I received a call from a homeowner asking for an estimate on the replacement of concrete tiles. The customer explained that the tiles had been damaged from a tree falling on the roof. Then, I immediately made an appointment for the following day squeezing her into my schedule.
The next morning, I showed up and listened to the customers tell me about the tree that had fallen on to their home. Afterwards, I instructed the homeowners that I would retrieve my ladder to "crawl around on the roof." I say, "Crawl" because that is almost exactly how you must navigate when climbing a concrete tile roof. The tiles can often crack and break with someone that has no experience in walking or "Crawling" this type of roofing material.
Once I climbed around the roof, I had notice other cracks in the tiles that had most likely been from the builder. Considering that the roof appeared like it had previously been attempted to caulk the tiles on this newly built home. Another reason for homeowners to question their roofing consultant about his knowledge about the roofing product he is offering. A lot of times you can really tell the honesty of a contractor by questioning his knowledge about the pertaining subject. While I was on the roof, I took pictures and documented all the damage in my report for a proposal to repair the MonierLIFE tiles.
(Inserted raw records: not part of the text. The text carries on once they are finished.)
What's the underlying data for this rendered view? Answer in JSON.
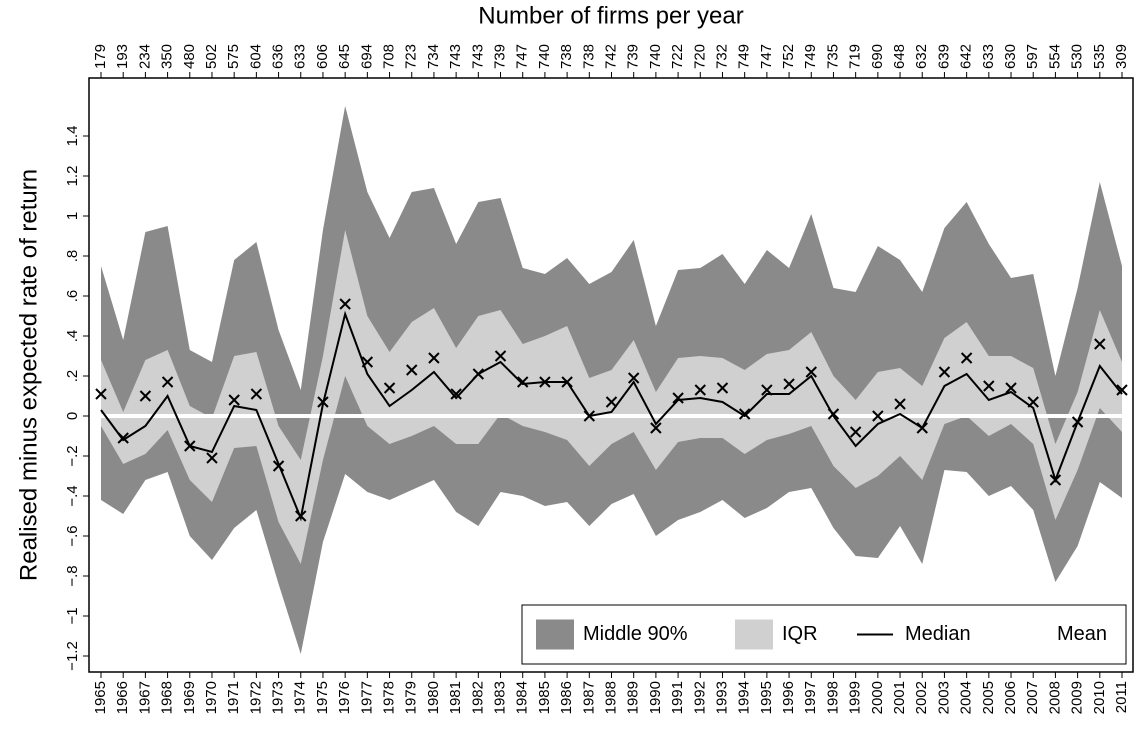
{
  "chart_data": {
    "type": "band",
    "top_axis_title": "Number of firms per year",
    "y_label": "Realised minus expected rate of return",
    "categories": [
      "1965",
      "1966",
      "1967",
      "1968",
      "1969",
      "1970",
      "1971",
      "1972",
      "1973",
      "1974",
      "1975",
      "1976",
      "1977",
      "1978",
      "1979",
      "1980",
      "1981",
      "1982",
      "1983",
      "1984",
      "1985",
      "1986",
      "1987",
      "1988",
      "1989",
      "1990",
      "1991",
      "1992",
      "1993",
      "1994",
      "1995",
      "1996",
      "1997",
      "1998",
      "1999",
      "2000",
      "2001",
      "2002",
      "2003",
      "2004",
      "2005",
      "2006",
      "2007",
      "2008",
      "2009",
      "2010",
      "2011"
    ],
    "firms": [
      179,
      193,
      234,
      350,
      480,
      502,
      575,
      604,
      636,
      633,
      606,
      645,
      694,
      708,
      723,
      734,
      743,
      743,
      739,
      747,
      740,
      738,
      738,
      742,
      739,
      740,
      722,
      720,
      732,
      749,
      747,
      752,
      749,
      735,
      719,
      690,
      648,
      632,
      639,
      642,
      633,
      630,
      597,
      554,
      530,
      535,
      309
    ],
    "series": [
      {
        "name": "Middle 90%",
        "color": "#8a8a8a",
        "lower": [
          -0.42,
          -0.49,
          -0.32,
          -0.28,
          -0.6,
          -0.72,
          -0.56,
          -0.47,
          -0.84,
          -1.19,
          -0.63,
          -0.29,
          -0.38,
          -0.42,
          -0.37,
          -0.32,
          -0.48,
          -0.55,
          -0.38,
          -0.4,
          -0.45,
          -0.43,
          -0.55,
          -0.44,
          -0.39,
          -0.6,
          -0.52,
          -0.48,
          -0.42,
          -0.51,
          -0.46,
          -0.38,
          -0.36,
          -0.56,
          -0.7,
          -0.71,
          -0.55,
          -0.74,
          -0.27,
          -0.28,
          -0.4,
          -0.35,
          -0.47,
          -0.83,
          -0.65,
          -0.33,
          -0.41
        ],
        "upper": [
          0.75,
          0.38,
          0.92,
          0.95,
          0.33,
          0.27,
          0.78,
          0.87,
          0.43,
          0.13,
          0.93,
          1.55,
          1.12,
          0.89,
          1.12,
          1.14,
          0.86,
          1.07,
          1.09,
          0.74,
          0.71,
          0.79,
          0.66,
          0.72,
          0.88,
          0.45,
          0.73,
          0.74,
          0.81,
          0.66,
          0.83,
          0.74,
          1.01,
          0.64,
          0.62,
          0.85,
          0.78,
          0.62,
          0.94,
          1.07,
          0.86,
          0.69,
          0.71,
          0.2,
          0.64,
          1.17,
          0.75
        ]
      },
      {
        "name": "IQR",
        "color": "#d0d0d0",
        "lower": [
          -0.05,
          -0.24,
          -0.19,
          -0.07,
          -0.32,
          -0.43,
          -0.16,
          -0.15,
          -0.53,
          -0.74,
          -0.22,
          0.2,
          -0.05,
          -0.14,
          -0.1,
          -0.05,
          -0.14,
          -0.14,
          0.01,
          -0.05,
          -0.08,
          -0.12,
          -0.25,
          -0.14,
          -0.08,
          -0.27,
          -0.13,
          -0.11,
          -0.11,
          -0.19,
          -0.12,
          -0.09,
          -0.05,
          -0.25,
          -0.36,
          -0.3,
          -0.2,
          -0.32,
          -0.04,
          0.0,
          -0.1,
          -0.04,
          -0.14,
          -0.52,
          -0.27,
          0.04,
          -0.08
        ],
        "upper": [
          0.28,
          0.02,
          0.28,
          0.33,
          0.05,
          -0.01,
          0.3,
          0.32,
          -0.05,
          -0.22,
          0.3,
          0.93,
          0.5,
          0.32,
          0.47,
          0.54,
          0.34,
          0.5,
          0.53,
          0.36,
          0.4,
          0.45,
          0.19,
          0.23,
          0.38,
          0.12,
          0.29,
          0.3,
          0.29,
          0.23,
          0.31,
          0.33,
          0.42,
          0.2,
          0.08,
          0.22,
          0.24,
          0.15,
          0.39,
          0.47,
          0.3,
          0.3,
          0.24,
          -0.14,
          0.12,
          0.53,
          0.27
        ]
      },
      {
        "name": "Median",
        "color": "#000000",
        "values": [
          0.03,
          -0.12,
          -0.05,
          0.1,
          -0.15,
          -0.18,
          0.05,
          0.03,
          -0.24,
          -0.51,
          0.06,
          0.51,
          0.21,
          0.05,
          0.13,
          0.22,
          0.09,
          0.21,
          0.27,
          0.16,
          0.17,
          0.17,
          0.0,
          0.02,
          0.17,
          -0.04,
          0.08,
          0.09,
          0.07,
          0.0,
          0.11,
          0.11,
          0.2,
          0.0,
          -0.15,
          -0.04,
          0.01,
          -0.06,
          0.15,
          0.21,
          0.08,
          0.12,
          0.04,
          -0.32,
          -0.03,
          0.25,
          0.11
        ]
      },
      {
        "name": "Mean",
        "color": "#000000",
        "marker": "x",
        "values": [
          0.11,
          -0.11,
          0.1,
          0.17,
          -0.15,
          -0.21,
          0.08,
          0.11,
          -0.25,
          -0.5,
          0.07,
          0.56,
          0.27,
          0.14,
          0.23,
          0.29,
          0.11,
          0.21,
          0.3,
          0.17,
          0.17,
          0.17,
          0.0,
          0.07,
          0.19,
          -0.06,
          0.09,
          0.13,
          0.14,
          0.01,
          0.13,
          0.16,
          0.22,
          0.01,
          -0.08,
          0.0,
          0.06,
          -0.06,
          0.22,
          0.29,
          0.15,
          0.14,
          0.07,
          -0.32,
          -0.03,
          0.36,
          0.13
        ]
      }
    ],
    "reference_line": {
      "value": 0,
      "color": "#ffffff"
    },
    "ylim": [
      -1.28,
      1.69
    ],
    "yticks": [
      {
        "value": -1.2,
        "label": "−1.2"
      },
      {
        "value": -1,
        "label": "−1"
      },
      {
        "value": -0.8,
        "label": "−.8"
      },
      {
        "value": -0.6,
        "label": "−.6"
      },
      {
        "value": -0.4,
        "label": "−.4"
      },
      {
        "value": -0.2,
        "label": "−.2"
      },
      0,
      {
        "value": 0.2,
        "label": ".2"
      },
      {
        "value": 0.4,
        "label": ".4"
      },
      {
        "value": 0.6,
        "label": ".6"
      },
      {
        "value": 0.8,
        "label": ".8"
      },
      1,
      1.2,
      1.4
    ],
    "legend_position": "bottom-right"
  }
}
While "Crawling the roof," I also found that an organic/asphalt fiberglass felt paper had been placed underneath the MonierLife Tiles. Although, many people in the industry practice this type of installation. I disagree with the placement of anything less than a fully synthetic roofing underlayment or a self adhesive heat and weather resistant underlayment. This only one of the many practices in the roofing industry that I don't agree on as far as tile roofing installation.